1. The Real Christmas Characters: Joseph
This short video is a good place to start or if you don’t have a lot of time. Sebastian Gomes takes a look at what the Bible reveals about St. Joseph and his understanding of God’s law. And it might be a good starting point, too, for a reflection. We might ask ourselves: “Where have I neglected to show mercy and used the ‘law’ as an excuse?” Because St. Joseph is nothing if not a good role model for us.
The novena is one of the most popular forms of prayer we have in the Catholic Church outside the Mass. There are all sorts of prayers for all sorts of feast days and other occasions and special intentions. But, really, you can do any kind of prayer you want. The main thing is to pray the same prayer for nine days. But it’s also helpful to have a set prayer and even to have people to pray it with.
If you’re looking for some novena companionship, I invite you to pray the St. Joseph Novena with Salt + Light Media. We have a different video for each day of the novena. And don’t worry that you won’t finish in time for March 19. You can start your novena any time.
And if you’d like to explore some other prayers to St. Joseph, Deacon Pedro Guevara-Mann provides us with a healthy set of options here.
4. God's Doorkeeper: St. André of Montreal
And if you’re going to spend time with St. Joseph, why not also get to know one of his best friends? This film is about St. André Bessette, who brought healing to hundreds of people through the intercession of St. Joseph and built the massive Oratory of St. Joseph in Montreal – the largest church in Canada and the largest one anywhere dedicated to St. Joseph. Perhaps learning about this humble saint’s devotion to our Church’s patron might provide an inspiration for your own devotion.
This movie is available to rent or purchase (just follow the links). Watch the trailer below!
5. Some good books
If you’re going to be friends with someone, you need to spend time with them and get to know them. Our heavenly friends are no different from our earthly friends. Time spent talking with them (prayer) is essential but so is getting to know them better. Prayer is our side of the conversation. When we learn about them, that’s theirs.
Of course, we don’t actually have a lot of facts about St. Joseph. There’s very little written about him in the Bible, and we don’t know anything he actually said. But for people who have studied him, there is a surprising amount that we can infer about him. I once read a book called, simply enough, St. Joseph by Boniface Llamera, OP. It was very densely analytical and theological, and I found it hard going, but I also found it well worth the time and effort it took to read it.
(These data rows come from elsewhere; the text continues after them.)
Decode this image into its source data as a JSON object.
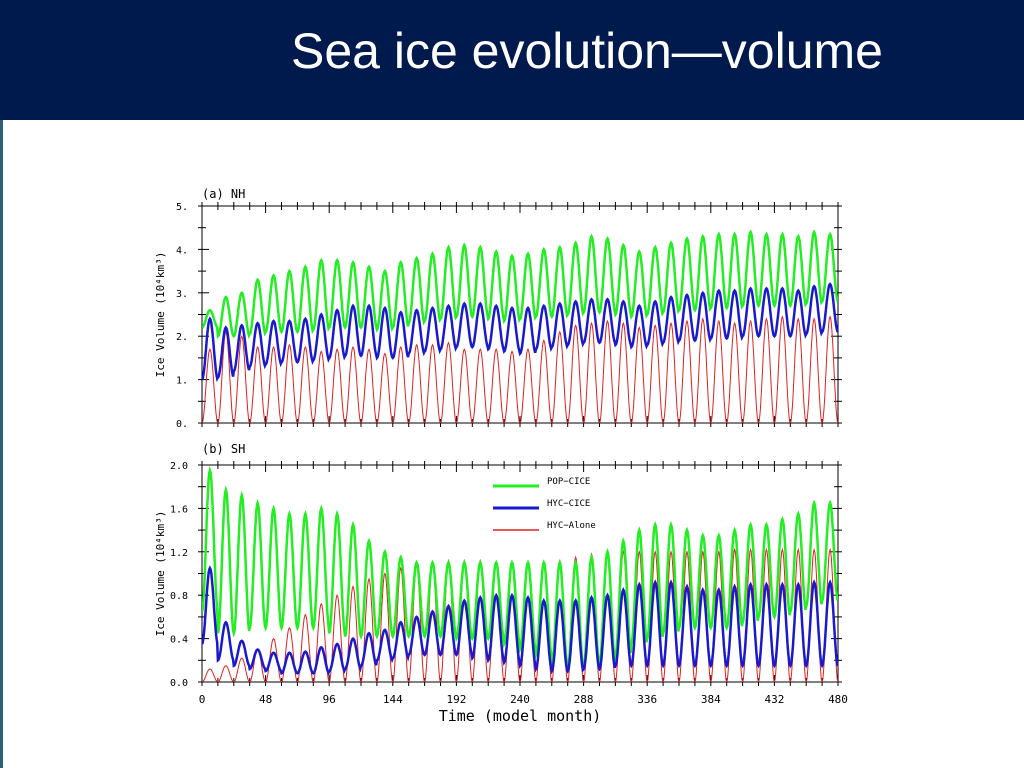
{
  "slide": {
    "title": "Sea ice evolution—volume"
  },
  "colors": {
    "title_bar": "#001a4d",
    "title_text": "#ffffff",
    "background": "#ffffff"
  },
  "chart_data": [
    {
      "type": "line",
      "panel_label": "(a) NH",
      "xlabel": "",
      "ylabel": "Ice Volume (10⁴km³)",
      "xlim": [
        0,
        480
      ],
      "ylim": [
        0,
        5
      ],
      "xticks": [
        0,
        48,
        96,
        144,
        192,
        240,
        288,
        336,
        384,
        432,
        480
      ],
      "yticks": [
        0,
        1,
        2,
        3,
        4,
        5
      ],
      "ytick_labels": [
        "0.",
        "1.",
        "2.",
        "3.",
        "4.",
        "5."
      ],
      "xtick_labels_visible": false,
      "grid": false,
      "series": [
        {
          "name": "POP−CICE",
          "color": "#22ee22",
          "width": 2.5,
          "seasonal_cycle_months": 12,
          "annual_max": [
            2.6,
            2.9,
            3.0,
            3.3,
            3.4,
            3.5,
            3.6,
            3.75,
            3.75,
            3.7,
            3.6,
            3.5,
            3.7,
            3.8,
            3.9,
            4.05,
            4.1,
            4.05,
            3.95,
            3.85,
            3.9,
            4.0,
            4.05,
            4.15,
            4.3,
            4.25,
            4.1,
            3.95,
            4.05,
            4.15,
            4.25,
            4.3,
            4.35,
            4.35,
            4.4,
            4.35,
            4.35,
            4.3,
            4.4,
            4.35
          ],
          "annual_min": [
            2.2,
            2.0,
            2.0,
            2.05,
            2.1,
            2.1,
            2.1,
            2.15,
            2.2,
            2.2,
            2.2,
            2.15,
            2.2,
            2.3,
            2.35,
            2.4,
            2.45,
            2.45,
            2.4,
            2.35,
            2.4,
            2.45,
            2.45,
            2.5,
            2.55,
            2.55,
            2.5,
            2.45,
            2.5,
            2.55,
            2.6,
            2.6,
            2.65,
            2.65,
            2.7,
            2.7,
            2.7,
            2.7,
            2.75,
            2.8
          ]
        },
        {
          "name": "HYC−CICE",
          "color": "#1a1acc",
          "width": 2.5,
          "seasonal_cycle_months": 12,
          "annual_max": [
            2.4,
            2.2,
            2.25,
            2.3,
            2.35,
            2.35,
            2.4,
            2.5,
            2.6,
            2.7,
            2.7,
            2.65,
            2.55,
            2.6,
            2.65,
            2.7,
            2.75,
            2.75,
            2.7,
            2.65,
            2.65,
            2.7,
            2.75,
            2.8,
            2.85,
            2.85,
            2.8,
            2.7,
            2.8,
            2.9,
            2.95,
            3.0,
            3.05,
            3.05,
            3.1,
            3.1,
            3.1,
            3.05,
            3.15,
            3.2
          ],
          "annual_min": [
            1.0,
            1.05,
            1.2,
            1.3,
            1.35,
            1.4,
            1.4,
            1.45,
            1.5,
            1.55,
            1.55,
            1.5,
            1.5,
            1.6,
            1.65,
            1.7,
            1.75,
            1.75,
            1.7,
            1.65,
            1.6,
            1.7,
            1.75,
            1.8,
            1.85,
            1.85,
            1.8,
            1.75,
            1.8,
            1.85,
            1.9,
            1.9,
            1.95,
            1.95,
            2.0,
            2.0,
            2.0,
            2.0,
            2.05,
            2.1
          ]
        },
        {
          "name": "HYC−Alone",
          "color": "#dd2222",
          "width": 1,
          "seasonal_cycle_months": 12,
          "annual_max": [
            1.7,
            2.1,
            2.0,
            1.75,
            1.75,
            1.8,
            1.75,
            1.65,
            1.7,
            1.75,
            1.7,
            1.6,
            1.75,
            1.8,
            1.8,
            1.85,
            1.7,
            1.7,
            1.7,
            1.65,
            1.7,
            1.9,
            2.1,
            2.25,
            2.3,
            2.35,
            2.3,
            2.2,
            2.25,
            2.3,
            2.35,
            2.4,
            2.35,
            2.3,
            2.35,
            2.4,
            2.45,
            2.4,
            2.4,
            2.45
          ],
          "annual_min": [
            0.0,
            0.0,
            0.0,
            0.0,
            0.0,
            0.0,
            0.0,
            0.0,
            0.0,
            0.0,
            0.0,
            0.0,
            0.0,
            0.0,
            0.0,
            0.0,
            0.0,
            0.0,
            0.0,
            0.0,
            0.0,
            0.0,
            0.0,
            0.0,
            0.0,
            0.0,
            0.0,
            0.0,
            0.0,
            0.0,
            0.0,
            0.0,
            0.0,
            0.0,
            0.0,
            0.0,
            0.0,
            0.0,
            0.0,
            0.0
          ]
        }
      ]
    },
    {
      "type": "line",
      "panel_label": "(b) SH",
      "xlabel": "Time (model month)",
      "ylabel": "Ice Volume (10⁴km³)",
      "xlim": [
        0,
        480
      ],
      "ylim": [
        0,
        2.0
      ],
      "xticks": [
        0,
        48,
        96,
        144,
        192,
        240,
        288,
        336,
        384,
        432,
        480
      ],
      "yticks": [
        0,
        0.4,
        0.8,
        1.2,
        1.6,
        2.0
      ],
      "ytick_labels": [
        "0.0",
        "0.4",
        "0.8",
        "1.2",
        "1.6",
        "2.0"
      ],
      "xtick_labels_visible": true,
      "grid": false,
      "legend": {
        "placement": "top-center"
      },
      "series": [
        {
          "name": "POP−CICE",
          "color": "#22ee22",
          "width": 2.5,
          "seasonal_cycle_months": 12,
          "annual_max": [
            1.95,
            1.77,
            1.72,
            1.65,
            1.6,
            1.55,
            1.55,
            1.6,
            1.55,
            1.45,
            1.3,
            1.2,
            1.15,
            1.1,
            1.1,
            1.1,
            1.1,
            1.1,
            1.1,
            1.1,
            1.1,
            1.1,
            1.1,
            1.1,
            1.15,
            1.2,
            1.3,
            1.4,
            1.45,
            1.45,
            1.4,
            1.35,
            1.35,
            1.4,
            1.45,
            1.45,
            1.5,
            1.55,
            1.65,
            1.65
          ],
          "annual_min": [
            0.65,
            0.45,
            0.45,
            0.5,
            0.5,
            0.5,
            0.5,
            0.5,
            0.45,
            0.42,
            0.42,
            0.42,
            0.42,
            0.42,
            0.42,
            0.42,
            0.4,
            0.4,
            0.4,
            0.35,
            0.3,
            0.25,
            0.15,
            0.12,
            0.15,
            0.18,
            0.25,
            0.35,
            0.4,
            0.45,
            0.5,
            0.5,
            0.5,
            0.5,
            0.55,
            0.6,
            0.6,
            0.65,
            0.7,
            0.75
          ]
        },
        {
          "name": "HYC−CICE",
          "color": "#1a1acc",
          "width": 2.5,
          "seasonal_cycle_months": 12,
          "annual_max": [
            1.05,
            0.55,
            0.38,
            0.3,
            0.27,
            0.27,
            0.28,
            0.32,
            0.35,
            0.4,
            0.45,
            0.48,
            0.55,
            0.6,
            0.65,
            0.7,
            0.75,
            0.78,
            0.8,
            0.8,
            0.78,
            0.75,
            0.75,
            0.75,
            0.78,
            0.8,
            0.85,
            0.9,
            0.92,
            0.92,
            0.88,
            0.85,
            0.85,
            0.88,
            0.9,
            0.9,
            0.9,
            0.9,
            0.92,
            0.92
          ],
          "annual_min": [
            0.35,
            0.2,
            0.15,
            0.12,
            0.1,
            0.08,
            0.08,
            0.08,
            0.1,
            0.12,
            0.15,
            0.2,
            0.22,
            0.25,
            0.25,
            0.25,
            0.25,
            0.22,
            0.2,
            0.18,
            0.15,
            0.12,
            0.1,
            0.1,
            0.12,
            0.12,
            0.15,
            0.15,
            0.15,
            0.15,
            0.15,
            0.15,
            0.15,
            0.15,
            0.15,
            0.15,
            0.15,
            0.15,
            0.15,
            0.15
          ]
        },
        {
          "name": "HYC−Alone",
          "color": "#dd2222",
          "width": 1,
          "seasonal_cycle_months": 12,
          "annual_max": [
            0.12,
            0.15,
            0.22,
            0.3,
            0.4,
            0.5,
            0.62,
            0.72,
            0.8,
            0.88,
            0.95,
            1.0,
            1.05,
            1.08,
            1.1,
            1.12,
            1.12,
            1.12,
            1.1,
            1.08,
            1.08,
            1.1,
            1.12,
            1.15,
            1.18,
            1.2,
            1.2,
            1.2,
            1.2,
            1.2,
            1.2,
            1.2,
            1.2,
            1.22,
            1.22,
            1.22,
            1.22,
            1.22,
            1.22,
            1.22
          ],
          "annual_min": [
            0.0,
            0.0,
            0.0,
            0.0,
            0.0,
            0.0,
            0.0,
            0.0,
            0.0,
            0.0,
            0.0,
            0.0,
            0.0,
            0.0,
            0.0,
            0.0,
            0.0,
            0.0,
            0.0,
            0.0,
            0.0,
            0.0,
            0.0,
            0.0,
            0.0,
            0.0,
            0.0,
            0.0,
            0.0,
            0.0,
            0.0,
            0.0,
            0.0,
            0.0,
            0.0,
            0.0,
            0.0,
            0.0,
            0.0,
            0.0
          ]
        }
      ]
    }
  ]
}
That particular book, though I recommend it, is out of print. But there are plenty of other books out there. Who knows? Maybe you’ll find a new favourite. If you’re looking for a place to start, you might want to try this list.
6. Papal documents
If books and blogs aren’t enough or you’re looking for something a little different, why not try reading what the popes have written about St. Joseph in their official documents?
Quamquam Pluries was written by Pope Leo XIII in 1889. It’s an encyclical, but don’t worry, encyclicals back then were not quite as long as they are now. In fact, this is the shortest of the three documents.
Redemptoris Custos is an apostolic exhortation written by Pope St. John Paul II in 1989, in honour of the 100th anniversary of Quamquam Pluries.
And finally, we have Patris Corde, the apostolic letter written last year by Pope Francis for the Year of St. Joseph.
7. Zeppole di San Giuseppe
In Italy, for the feast of St. Joseph they have a special treat called zeppole di San Giuseppe, a wonderful custard(or cream)-filled pastry topped with a cherry. If you’re lucky enough to live in Italy or in a city with an Italian bakery, you can just buy one (or several!). If not, or if you’re handy in the kitchen, why not try making them yourself?
In any case, this adorable Italian nonna is a joy to watch. She even sings a prayer while she’s cooking: O San Giuseppe, prega per me! (O St. Joseph, pray for me!)